Although neuronal interconnections, that is, synapses, can continue to form or disappear throughout life, particularly at the end of childhood and the beginning of adolescence, it cannot be ruled out that the newborn who, thanks to milk maternal, can establish a high neuronal connection in the first months of his life, starting with advantages so that the experience to which he is subjected to the rest of his present and future vital conditions generates in him that higher analytical and social intelligence quotient that they aimed for. in their interesting work the aforementioned researchers from Saudi Arabia.
Myo-inositol, a carbohydrate with a composition similar to glucose, in addition to breast milk, is also present in numerous foods such as black beans, lentils, peas, rice, whole grains, melon, bananas and nuts. Among other functions, it facilitates the effect of the powerful hormone insulin, which can reduce gestational diabetes in pregnant women.

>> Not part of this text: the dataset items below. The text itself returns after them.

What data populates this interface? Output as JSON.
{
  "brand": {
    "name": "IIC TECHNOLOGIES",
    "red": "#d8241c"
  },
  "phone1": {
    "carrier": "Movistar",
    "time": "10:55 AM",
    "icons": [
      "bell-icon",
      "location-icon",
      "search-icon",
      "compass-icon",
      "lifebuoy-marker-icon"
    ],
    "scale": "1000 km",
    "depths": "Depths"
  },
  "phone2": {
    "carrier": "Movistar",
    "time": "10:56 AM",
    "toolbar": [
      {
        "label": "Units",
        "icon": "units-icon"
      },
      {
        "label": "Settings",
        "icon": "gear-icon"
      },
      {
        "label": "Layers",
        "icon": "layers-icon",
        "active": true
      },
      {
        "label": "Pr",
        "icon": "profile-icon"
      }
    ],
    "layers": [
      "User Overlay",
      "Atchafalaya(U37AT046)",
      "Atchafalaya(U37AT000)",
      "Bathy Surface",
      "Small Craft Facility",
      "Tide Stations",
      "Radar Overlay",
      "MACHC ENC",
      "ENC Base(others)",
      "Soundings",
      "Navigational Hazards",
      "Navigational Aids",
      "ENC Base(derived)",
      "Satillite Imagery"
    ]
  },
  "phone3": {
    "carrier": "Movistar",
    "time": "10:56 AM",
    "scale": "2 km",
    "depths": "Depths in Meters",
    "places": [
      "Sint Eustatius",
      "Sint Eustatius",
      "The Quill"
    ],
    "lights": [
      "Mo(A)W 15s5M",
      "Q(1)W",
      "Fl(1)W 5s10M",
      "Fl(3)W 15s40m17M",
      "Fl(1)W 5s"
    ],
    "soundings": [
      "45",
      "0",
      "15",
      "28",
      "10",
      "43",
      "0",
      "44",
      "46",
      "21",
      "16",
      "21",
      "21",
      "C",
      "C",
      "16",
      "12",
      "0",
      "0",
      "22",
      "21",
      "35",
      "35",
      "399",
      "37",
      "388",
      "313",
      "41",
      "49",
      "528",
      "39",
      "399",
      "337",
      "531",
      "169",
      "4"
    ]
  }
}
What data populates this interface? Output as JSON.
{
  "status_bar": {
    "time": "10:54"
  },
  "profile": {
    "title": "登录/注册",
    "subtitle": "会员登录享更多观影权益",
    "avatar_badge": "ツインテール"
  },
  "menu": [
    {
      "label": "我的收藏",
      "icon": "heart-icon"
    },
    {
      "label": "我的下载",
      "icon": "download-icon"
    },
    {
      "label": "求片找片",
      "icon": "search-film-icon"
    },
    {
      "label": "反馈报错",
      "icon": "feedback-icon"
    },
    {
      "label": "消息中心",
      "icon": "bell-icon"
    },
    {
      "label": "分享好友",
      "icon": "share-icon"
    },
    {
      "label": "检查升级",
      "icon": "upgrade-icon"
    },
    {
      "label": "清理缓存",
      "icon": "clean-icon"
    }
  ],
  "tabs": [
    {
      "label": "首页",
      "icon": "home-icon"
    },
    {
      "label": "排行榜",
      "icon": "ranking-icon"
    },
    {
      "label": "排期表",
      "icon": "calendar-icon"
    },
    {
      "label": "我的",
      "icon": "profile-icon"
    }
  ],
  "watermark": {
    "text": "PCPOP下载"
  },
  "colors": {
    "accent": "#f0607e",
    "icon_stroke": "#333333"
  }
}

Such a wide presence in foods and the knowledge of its spectacular way of promoting the development of the newborn’s brain by expanding neuronal connections also makes it a good dietary supplement for pediatric nutrition, especially in circumstances of insufficient or complicated breastfeeding. maternal.
Gray matter is a space that tries to explain, in an accessible way, how the brain creates the mind and controls behavior. The senses, motivations and feelings, sleep, learning and memory, language and consciousness, as well as their main disorders, will be analyzed in the conviction that knowing how they work is equivalent to knowing ourselves better and increasing our well-being and relationships with other people.